Effects of Preload Pressure and Buffer Pads on Coupled Electrochemical–Mechanical Aging of LiFePO₄ Pouch Cells

The lifetime of lithium-ion batteries (LiBs) is critically influenced by mechanical constraints imposed during module assembly, yet the coupled roles of preload pressure and buffer pads in electrochemical–mechanical degradation remain insufficiently understood. Here, we systematically investigate how preload pressure (0.1–2.0 MPa) and buffer-pad configurations affect the aging behavior of lithium iron phosphate/graphite pouch cells under three representative conditions: fast charging (3C/1C), conventional cycling (1C/1C), and high-temperature calendar storage (60 °C, 100% state of charge). A custom force-sensing fixture was employed to monitor expansion force in real time, allowing irreversible mechanical growth to be decoupled into contributions from solid electrolyte interphase (SEI) formation, electrode stiffness increase, and viscoelastic relaxation. Results show that the impact of preload is strongly aging-mode dependent. Under fast charging, low preload maintained the highest capacity retention, whereas excessive preload induced severe stress accumulation due to lithium plating and thus rapid fade. At medium preload, buffer pads redistributed stresses and suppressed irreversible force growth, delaying capacity loss. In contrast, under conventional cycling and calendar aging, preload and buffering exerted only a minor influence on capacity retention, though mechanical relaxation became the dominant process at high preload, particularly in the presence of soft pads.

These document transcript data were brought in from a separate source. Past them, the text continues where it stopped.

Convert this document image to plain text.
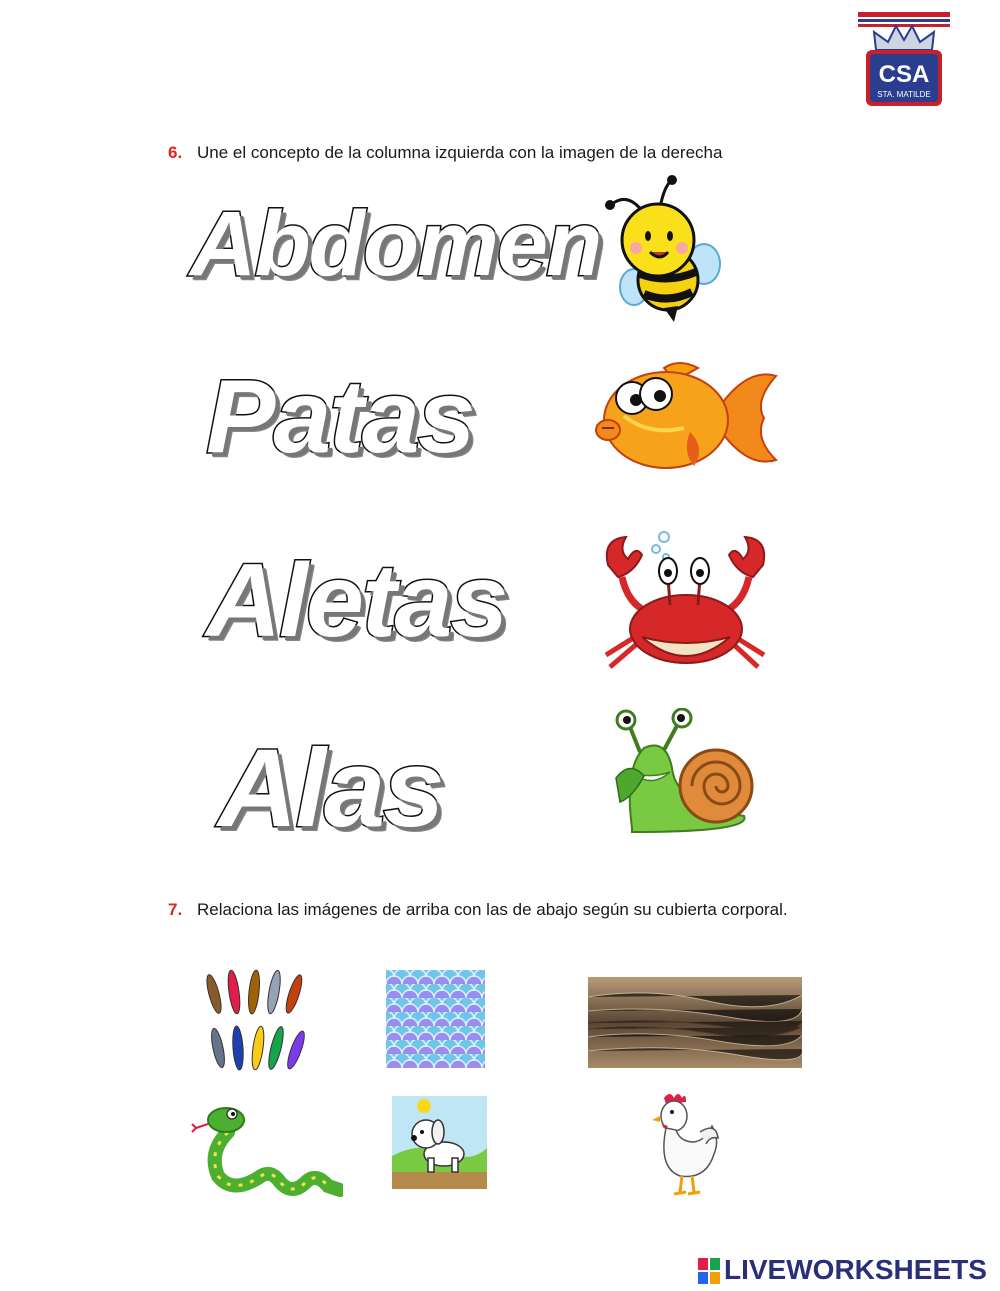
CSA
STA. MATILDE
6. Une el concepto de la columna izquierda con la imagen de la derecha
Abdomen
Patas
Aletas
Alas
7. Relaciona las imágenes de arriba con las de abajo según su cubierta corporal.
LIVEWORKSHEETS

Across all conditions, a medium-to-low preload combined with buffer pads emerged as the most favorable configuration, balancing dynamic cycling stability with static storage durability. These findings highlight the synergistic interplay of SEI growth, stress accumulation, and relaxation in governing battery aging. The results provide actionable design guidance for optimizing preload and buffer-pad selection in pouch-cell modules, supporting safer, longer-lived, and fast-charging-capable LiB systems.